In the shader you specify a thread-group size. e.g. numthreads(8, 8, 1) declares that for each thread-group that is dispatched, you want 64 thread to be launched.
On the CPU side, the Dispatch call says how many thread groups to launch. e.g. Dispatch(240, 135, 1) will launch 32400 thread groups. With the above shader, it will end up launching 240*8 * 135*8 (=1920*1080 = 2073600) threads.
On the hardware side:
AMD compute units always run 64 threads at once.
NVidia compute units run 32 threads at once.
Intel compute units run 8 threads at once.
So - for good performance across all hardware, you should try to make your shader's thread-group sizes a multiple of 64.
You can't make your thread-group size too big, because there's not enough memory inside a compute-unit to maintain state for thousands of threads at a time (a few hundred is probably the limit).
The point of a thread-group is:
A) they can communicate with each other by using group-shared memory.
B) they should somewhat match the way that the hardware works (8-64 "threads" being executed in lockstep on a SIMD architecture).
You also don't want just a single mega-thread-group of size 1920*1080 because GPU's have more than one compute-unit.
A GPU might have 32 CU's, which can each be working on 10 thread-groups at once, each made up of 64 threads, meaning you can have 20480 threads in flight at once across all CU's -- but a single thread group might be limited to something like 640 threads max.
So you want your thread-group size to be small enough so that your workload is spread out across all the CU's on the GPU, and you want it to be large enough so that you're not wasting any of the SIMD abilities of each CU. As a rule of thumb, 64 or 128 are good sizes to use.
Note that on AMD, a 128-sized thread-group will run on a SIMD-64 machine, which lets AMD's internal compiler basically unroll the code to work on two sets of SIMD-64 registers at once.
On NVidia, a 128-sized thread-group will run on a SIMD-32 machine, which lets NVidia's internal compiler unroll the code to work on four sets of SIMD-32 registers at once.
Sometimes this unrolling is helpful as it helps reduce memory stalls, and sometimes it's harmful as you're increasing register pressure... It takes a lot of profiling to find the optimal thread-group size for a particular GPU :(
What about the case of a texture that is 33x33? How would you have to lay out threads and thread groups in that case?
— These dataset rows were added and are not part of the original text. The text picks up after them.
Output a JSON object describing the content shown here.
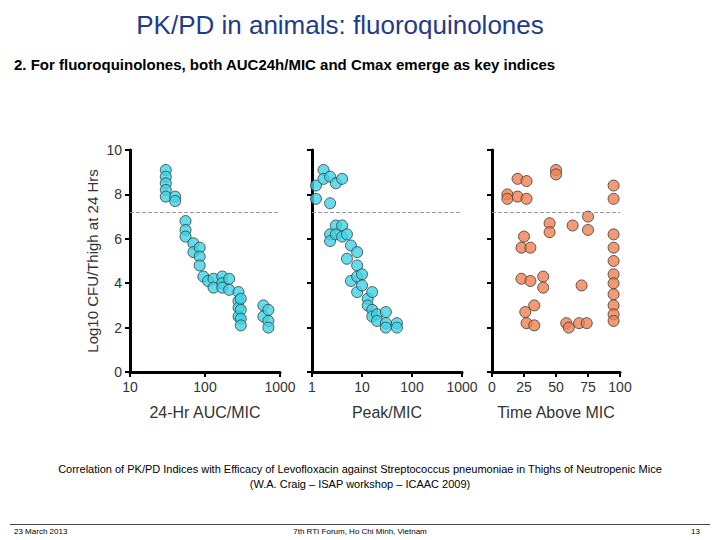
{
  "slide": {
    "title": "PK/PD in animals: fluoroquinolones",
    "subtitle": "2. For fluoroquinolones, both AUC24h/MIC and Cmax emerge as key indices",
    "caption": [
      "Correlation of PK/PD Indices with Efficacy of Levofloxacin against Streptococcus pneumoniae in Thighs of Neutropenic Mice",
      "(W.A. Craig – ISAP workshop – ICAAC 2009)"
    ],
    "footer": {
      "left": "23 March 2013",
      "center": "7th RTI Forum, Ho Chi Minh, Vietnam",
      "right": "13"
    }
  },
  "chart_data": [
    {
      "type": "scatter",
      "xlabel": "24-Hr AUC/MIC",
      "ylabel": "Log10 CFU/Thigh at 24 Hrs",
      "log": "x",
      "xlim": [
        10,
        1000
      ],
      "xticks": [
        10,
        100,
        1000
      ],
      "ylim": [
        0,
        10
      ],
      "yticks": [
        0,
        2,
        4,
        6,
        8,
        10
      ],
      "grid": false,
      "color": "#3fd3e6",
      "marker": "circle",
      "hline": 7.2,
      "x": [
        30,
        30,
        30,
        30,
        30,
        40,
        40,
        55,
        55,
        55,
        70,
        70,
        85,
        85,
        85,
        95,
        110,
        130,
        130,
        170,
        170,
        170,
        210,
        210,
        280,
        280,
        280,
        280,
        300,
        300,
        300,
        300,
        600,
        600,
        700,
        700,
        700
      ],
      "values": [
        9.1,
        8.8,
        8.5,
        8.2,
        7.9,
        7.9,
        7.7,
        6.8,
        6.4,
        6.1,
        5.8,
        5.4,
        5.6,
        5.2,
        4.8,
        4.3,
        4.1,
        4.2,
        3.8,
        4.3,
        4.0,
        3.8,
        4.2,
        3.7,
        3.6,
        3.2,
        2.9,
        2.5,
        3.3,
        2.8,
        2.4,
        2.1,
        3.0,
        2.5,
        2.8,
        2.3,
        2.0
      ]
    },
    {
      "type": "scatter",
      "xlabel": "Peak/MIC",
      "log": "x",
      "xlim": [
        1,
        1000
      ],
      "xticks": [
        1,
        10,
        100,
        1000
      ],
      "ylim": [
        0,
        10
      ],
      "yticks": [
        0,
        2,
        4,
        6,
        8,
        10
      ],
      "grid": false,
      "tick_labels": "x",
      "color": "#3fd3e6",
      "marker": "circle",
      "hline": 7.2,
      "x": [
        1.2,
        1.2,
        1.7,
        1.7,
        2.3,
        2.3,
        2.3,
        2.3,
        3,
        3,
        3,
        4,
        4,
        4,
        5,
        5,
        6,
        6,
        8,
        8,
        8,
        8,
        10,
        10,
        13,
        13,
        16,
        16,
        16,
        20,
        20,
        30,
        30,
        30,
        50,
        50
      ],
      "values": [
        8.4,
        7.8,
        9.1,
        8.7,
        8.8,
        7.6,
        6.2,
        5.9,
        8.5,
        6.6,
        6.2,
        8.7,
        6.6,
        6.1,
        6.2,
        5.1,
        5.7,
        4.1,
        5.4,
        4.8,
        4.3,
        3.6,
        4.4,
        3.9,
        3.3,
        3.0,
        3.6,
        2.8,
        2.5,
        2.6,
        2.3,
        2.7,
        2.2,
        2.0,
        2.2,
        2.0
      ]
    },
    {
      "type": "scatter",
      "xlabel": "Time Above MIC",
      "xlim": [
        0,
        100
      ],
      "xticks": [
        0,
        25,
        50,
        75,
        100
      ],
      "ylim": [
        0,
        10
      ],
      "yticks": [
        0,
        2,
        4,
        6,
        8,
        10
      ],
      "grid": false,
      "tick_labels": "x",
      "color": "#f07f50",
      "marker": "circle",
      "hline": 7.2,
      "x": [
        20,
        20,
        27,
        27,
        12,
        12,
        25,
        23,
        30,
        23,
        30,
        40,
        40,
        26,
        27,
        33,
        33,
        45,
        45,
        50,
        50,
        63,
        75,
        75,
        70,
        68,
        74,
        95,
        95,
        95,
        95,
        95,
        95,
        95,
        95,
        95,
        95,
        95,
        58,
        60
      ],
      "values": [
        8.7,
        7.9,
        8.6,
        7.8,
        8.0,
        7.8,
        6.1,
        5.6,
        5.6,
        4.2,
        4.1,
        4.3,
        3.8,
        2.7,
        2.2,
        2.1,
        3.0,
        6.7,
        6.3,
        9.1,
        8.9,
        6.6,
        6.4,
        7.0,
        3.9,
        2.2,
        2.2,
        8.4,
        7.8,
        6.2,
        5.6,
        5.0,
        4.4,
        4.0,
        3.5,
        3.0,
        2.6,
        2.3,
        2.2,
        2.0
      ]
    }
  ]
}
Or does it have more to do with the algorithm itself on grouping things based on the algorithm?
If you defined your thread-group size to be 8x8, you'd dispatch 33/8 x 33/8 thread-groups (rounding up to 5). That's enough threads to process a 40x40 sized texture, so a bunch of your threads will end up doing nothing.
HLSL is helpful here where out of bounds texture reads return 0, and out of bounds texture writes are a NOP -- so often your algorithm can be unaware that it's writing outside the bounds of your target texture. In other cases, you need to use an if statement to 'early exit' on any out of bounds threads.